← Back to context

Comment by jsheard

7 months ago

Too bad the AI scrapers don't care, and are melting Wikipedia's production servers anyway.

https://arstechnica.com/information-technology/2025/04/ai-bo...

I bet someone like Cloudflare could pull the dataset each day and serve up a plain text/Markdown version of Wikipedia for rounding error levels of spend. I just loaded a random Wikipedia page and it had a weight of 1.5MB in all for what I worked out would be about 30KB of Markdown (i.e. 50x less bandwidth).

Of course, the problem then is getting all these scrapers and bots to actually use the alternative, but Wikimedia could potentially redirect suspected clients in that direction..

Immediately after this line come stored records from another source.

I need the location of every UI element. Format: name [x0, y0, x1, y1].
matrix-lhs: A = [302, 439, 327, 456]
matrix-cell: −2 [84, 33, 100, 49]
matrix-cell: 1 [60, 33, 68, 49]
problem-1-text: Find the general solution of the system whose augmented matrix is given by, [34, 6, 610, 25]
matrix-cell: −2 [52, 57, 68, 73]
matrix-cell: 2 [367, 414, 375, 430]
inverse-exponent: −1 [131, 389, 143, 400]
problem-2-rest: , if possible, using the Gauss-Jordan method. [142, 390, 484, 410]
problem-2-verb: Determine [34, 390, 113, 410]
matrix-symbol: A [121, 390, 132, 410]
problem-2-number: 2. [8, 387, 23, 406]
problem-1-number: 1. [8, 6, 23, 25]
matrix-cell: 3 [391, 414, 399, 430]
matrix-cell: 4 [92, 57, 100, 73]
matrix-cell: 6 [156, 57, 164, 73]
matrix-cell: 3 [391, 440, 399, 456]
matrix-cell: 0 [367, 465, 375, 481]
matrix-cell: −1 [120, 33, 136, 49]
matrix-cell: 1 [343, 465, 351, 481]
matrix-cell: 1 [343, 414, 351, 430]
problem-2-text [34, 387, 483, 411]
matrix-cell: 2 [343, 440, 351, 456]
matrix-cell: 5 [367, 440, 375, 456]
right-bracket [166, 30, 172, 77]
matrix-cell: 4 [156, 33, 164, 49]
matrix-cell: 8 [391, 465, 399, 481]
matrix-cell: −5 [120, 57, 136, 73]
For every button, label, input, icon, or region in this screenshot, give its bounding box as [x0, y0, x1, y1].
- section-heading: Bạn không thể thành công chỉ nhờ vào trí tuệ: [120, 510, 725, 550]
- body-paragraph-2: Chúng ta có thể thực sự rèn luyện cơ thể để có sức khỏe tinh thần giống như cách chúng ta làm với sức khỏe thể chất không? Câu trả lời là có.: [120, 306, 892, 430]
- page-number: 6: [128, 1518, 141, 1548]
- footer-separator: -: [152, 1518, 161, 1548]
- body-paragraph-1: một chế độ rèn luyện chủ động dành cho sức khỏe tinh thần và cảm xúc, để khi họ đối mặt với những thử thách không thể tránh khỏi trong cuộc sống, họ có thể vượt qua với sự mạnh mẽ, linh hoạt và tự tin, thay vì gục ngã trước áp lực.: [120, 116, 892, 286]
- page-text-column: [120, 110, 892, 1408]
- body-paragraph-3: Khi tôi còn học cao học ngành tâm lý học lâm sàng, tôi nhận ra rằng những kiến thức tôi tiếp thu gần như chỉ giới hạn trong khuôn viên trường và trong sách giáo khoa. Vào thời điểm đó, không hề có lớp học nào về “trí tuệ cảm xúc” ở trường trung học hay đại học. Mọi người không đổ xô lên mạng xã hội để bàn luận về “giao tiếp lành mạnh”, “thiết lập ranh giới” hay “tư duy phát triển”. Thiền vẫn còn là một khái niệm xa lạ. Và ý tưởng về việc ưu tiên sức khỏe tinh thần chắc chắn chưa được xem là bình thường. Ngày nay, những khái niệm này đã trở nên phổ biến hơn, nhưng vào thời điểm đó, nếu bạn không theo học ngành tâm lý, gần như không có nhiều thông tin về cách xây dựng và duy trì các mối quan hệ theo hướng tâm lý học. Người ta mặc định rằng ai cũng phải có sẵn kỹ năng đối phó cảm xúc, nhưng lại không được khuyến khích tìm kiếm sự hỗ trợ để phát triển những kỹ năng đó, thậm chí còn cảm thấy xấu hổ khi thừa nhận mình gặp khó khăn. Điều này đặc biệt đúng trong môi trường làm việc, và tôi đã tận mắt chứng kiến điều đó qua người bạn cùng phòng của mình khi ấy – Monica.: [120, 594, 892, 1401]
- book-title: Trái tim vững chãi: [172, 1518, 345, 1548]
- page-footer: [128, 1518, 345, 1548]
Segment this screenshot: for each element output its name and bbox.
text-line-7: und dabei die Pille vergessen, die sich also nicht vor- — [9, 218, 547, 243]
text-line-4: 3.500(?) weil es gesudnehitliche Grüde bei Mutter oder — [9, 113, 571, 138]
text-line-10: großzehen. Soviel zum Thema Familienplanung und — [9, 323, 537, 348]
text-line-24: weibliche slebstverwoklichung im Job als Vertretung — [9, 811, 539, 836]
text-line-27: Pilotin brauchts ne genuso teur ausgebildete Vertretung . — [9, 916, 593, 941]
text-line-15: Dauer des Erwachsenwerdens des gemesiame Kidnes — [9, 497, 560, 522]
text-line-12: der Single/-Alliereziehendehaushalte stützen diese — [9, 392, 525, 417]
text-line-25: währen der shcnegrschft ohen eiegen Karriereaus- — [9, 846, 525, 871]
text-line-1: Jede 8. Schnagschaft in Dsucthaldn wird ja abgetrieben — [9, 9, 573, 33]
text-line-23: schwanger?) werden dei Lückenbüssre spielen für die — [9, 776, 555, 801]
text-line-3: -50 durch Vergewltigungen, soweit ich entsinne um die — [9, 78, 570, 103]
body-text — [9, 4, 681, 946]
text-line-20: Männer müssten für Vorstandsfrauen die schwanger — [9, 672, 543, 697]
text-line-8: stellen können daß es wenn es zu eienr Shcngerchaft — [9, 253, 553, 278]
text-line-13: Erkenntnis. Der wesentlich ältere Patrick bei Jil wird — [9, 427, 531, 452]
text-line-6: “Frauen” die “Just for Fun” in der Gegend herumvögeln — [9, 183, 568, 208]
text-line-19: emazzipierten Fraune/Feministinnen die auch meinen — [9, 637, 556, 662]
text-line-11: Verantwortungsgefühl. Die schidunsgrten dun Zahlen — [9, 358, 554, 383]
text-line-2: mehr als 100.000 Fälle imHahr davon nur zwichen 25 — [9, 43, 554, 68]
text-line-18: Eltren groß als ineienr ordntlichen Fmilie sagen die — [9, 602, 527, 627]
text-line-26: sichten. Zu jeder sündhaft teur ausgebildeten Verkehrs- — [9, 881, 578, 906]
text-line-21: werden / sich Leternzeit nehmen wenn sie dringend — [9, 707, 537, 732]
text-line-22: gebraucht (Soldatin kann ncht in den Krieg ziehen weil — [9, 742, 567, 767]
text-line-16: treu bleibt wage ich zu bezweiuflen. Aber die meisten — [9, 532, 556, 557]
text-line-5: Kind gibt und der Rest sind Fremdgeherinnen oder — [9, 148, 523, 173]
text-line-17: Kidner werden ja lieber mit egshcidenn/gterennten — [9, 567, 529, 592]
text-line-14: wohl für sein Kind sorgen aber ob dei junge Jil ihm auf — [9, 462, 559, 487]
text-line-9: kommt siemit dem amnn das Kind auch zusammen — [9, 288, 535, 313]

  • Someone suggested to me to apply a filter that serves .md or txt to bots/ai scrapers instead of the regular website, seems smart if it works but i hate it when i get captchas and this could end up similarly detecting non-bots as bots

    maybe a view full website link loaded on js so bots dont see it idk

    • I would love to see most sites serve me markdown. I'd happily install a browser extension to mask me as a a AI bot scraper if it means I can just get the text without all the noise.

      4 replies →

I wonder if Wikipedias recent switch to client side rendering has hurt their performance too. Serving a prerendered page might have helped this situation. I don't know the details of their new system though.

Tragedy of the commons. And that’s why we can’t have nice things.

Because people are people. And will always prioritize egotism over respect for the common good.

  • no - when fragile resources are abused by one endpoint out of one hundred thousand others, and the abuse is one hundred thousand times greater.. how is that a condemnation of the "ways" of "all people" .. what is justice?